Lord Justice Christopher Clarke said, “If the question was simply whether it would be fair and just for Morrisons to be required to compensate Mr Mohamud for the injuries that he suffered, there would be strong grounds for saying that they should. The assault occurred on their premises; it was an assault by someone they chose to employ at a time when he was on duty. The customer was entitled to expect a polite response. At the least he could expect not to be assaulted by the staff of the business.

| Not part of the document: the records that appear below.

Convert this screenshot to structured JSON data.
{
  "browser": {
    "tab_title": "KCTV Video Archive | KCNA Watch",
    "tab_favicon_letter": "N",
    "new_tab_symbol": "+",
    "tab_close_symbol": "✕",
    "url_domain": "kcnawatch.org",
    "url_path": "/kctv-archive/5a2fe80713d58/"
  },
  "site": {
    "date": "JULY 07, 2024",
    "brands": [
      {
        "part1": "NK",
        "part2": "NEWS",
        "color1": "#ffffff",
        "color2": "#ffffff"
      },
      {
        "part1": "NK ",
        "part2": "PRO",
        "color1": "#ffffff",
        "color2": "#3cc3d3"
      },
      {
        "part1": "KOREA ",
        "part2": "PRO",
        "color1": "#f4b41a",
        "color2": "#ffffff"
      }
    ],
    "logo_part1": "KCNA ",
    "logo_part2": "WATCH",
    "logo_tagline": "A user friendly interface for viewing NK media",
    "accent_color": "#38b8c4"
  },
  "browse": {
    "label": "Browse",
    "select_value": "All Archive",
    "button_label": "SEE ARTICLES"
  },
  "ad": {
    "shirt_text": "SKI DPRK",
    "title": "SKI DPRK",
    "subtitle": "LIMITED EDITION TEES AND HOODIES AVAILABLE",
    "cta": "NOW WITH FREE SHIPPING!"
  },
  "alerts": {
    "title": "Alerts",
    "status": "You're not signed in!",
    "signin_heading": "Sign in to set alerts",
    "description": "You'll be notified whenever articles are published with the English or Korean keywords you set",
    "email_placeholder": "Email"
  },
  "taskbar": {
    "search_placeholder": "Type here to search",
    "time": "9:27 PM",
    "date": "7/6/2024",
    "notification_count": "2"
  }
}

Instead he got struck on the head by one of them and kicked when on the ground.
“In those circumstances, it could be said that the employer could fairly be expected to bear the cost of compensation; rather than that the victim should be left without any civil remedy, save against an assailant who was unlikely to be able to pay full compensation.”
However, the judge nevertheless ruled that to hold Morrisons liable for an apparently motiveless attack, carried out by an employee for reasons of his own and contrary to instructions, would be ‘a step too far’. He noted, “The work of kiosk employee carried with it no special risk of violence being used against customers; nor have we any reason to suppose that assaults of this type and in these circumstances are other than rare events.”